D'un geste sec, l'inconnu inséra une pointe de lecture dans la fente cérébrale de l'homme à terre.
— Extraction terminée, dit une voix synthétisée que le micro du drone capta avec difficulté. Données corrompues à 40 %, mais le noyau est intact.
L'homme contre la benne s'immobilisa. Ses yeux de chrome s'éteignirent définitivement. L'inconnu retira la pointe, rangea une petite fiole de cristal noir dans sa poche et disparut dans la brume acide avant que la patrouille de sécurité de la corporation Omni-Mind n'arrive.
Elias Thorne coupa la connexion. Ses mains tremblaient légèrement. Ce qu'il venait de voir n'était pas une extraction de routine. C'était une récupération de "Donnée Fantôme". Quelqu'un était en train de collecter les débris de conscience de ceux qui sombraient, cherchant quelque chose de spécifique parmi les ruines de l'esprit humain.
Il se leva et s'approcha de la fenêtre de son bureau. Nova-Sion s'étendait devant lui, une jungle de métal et de lumières froides, un labyrinthe où chaque individu était un point de donnée sur une carte géante.
— On arrive à la fin du cycle, dit-il pour lui-même. Quand les souvenirs ne suffisent plus, ils commencent à chercher ce qu'il y a en dessous.

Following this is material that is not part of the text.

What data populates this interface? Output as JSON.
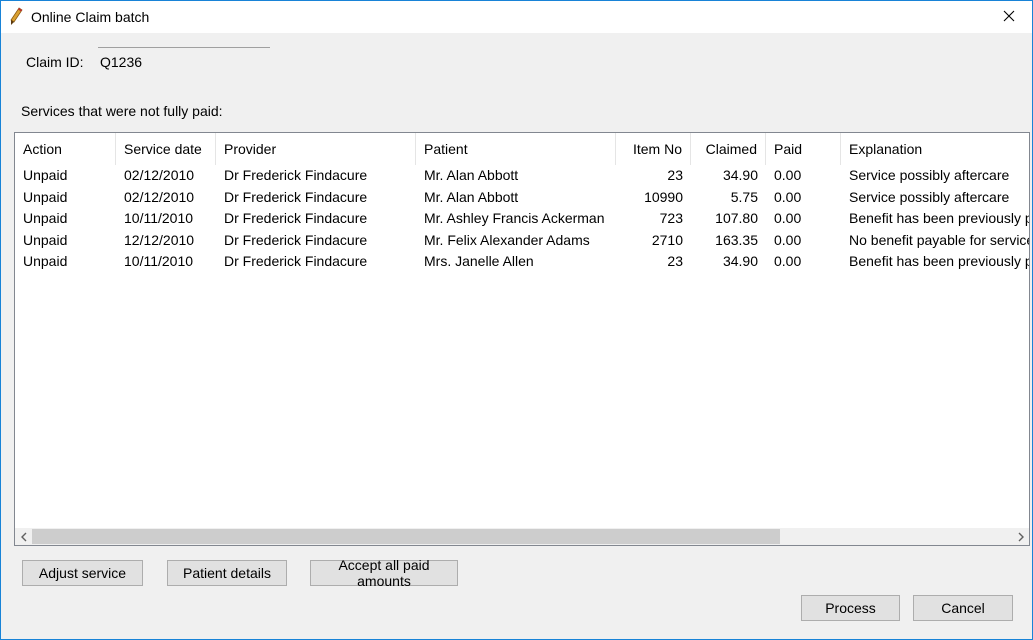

Il savait que sa vie tranquille de réparateur de l'ombre touchait à sa fin. Quelque chose de lourd se préparait dans les couches supérieures de la cité. Quelque chose qui risquait d'effacer non pas les souvenirs d'un homme, mais l'histoire entière de Nova-Sion.
Il vérifia le chargement de son injecteur de données, rangea son revolver à impulsion sous sa veste et attendit. Il savait que dans cette ville, quand on commence à regarder trop attentivement dans les ruines, les ruines finissent par vous regarder en retour.
Et à cet instant précis, on frappa à sa porte.
Trois coups. Calmes. Trop calmes pour le Secteur 7.
L'aventure de la Mnémonique Noire venait de frapper à sa porte, et Elias Thorne n'était pas sûr d'être prêt à lui ouvrir.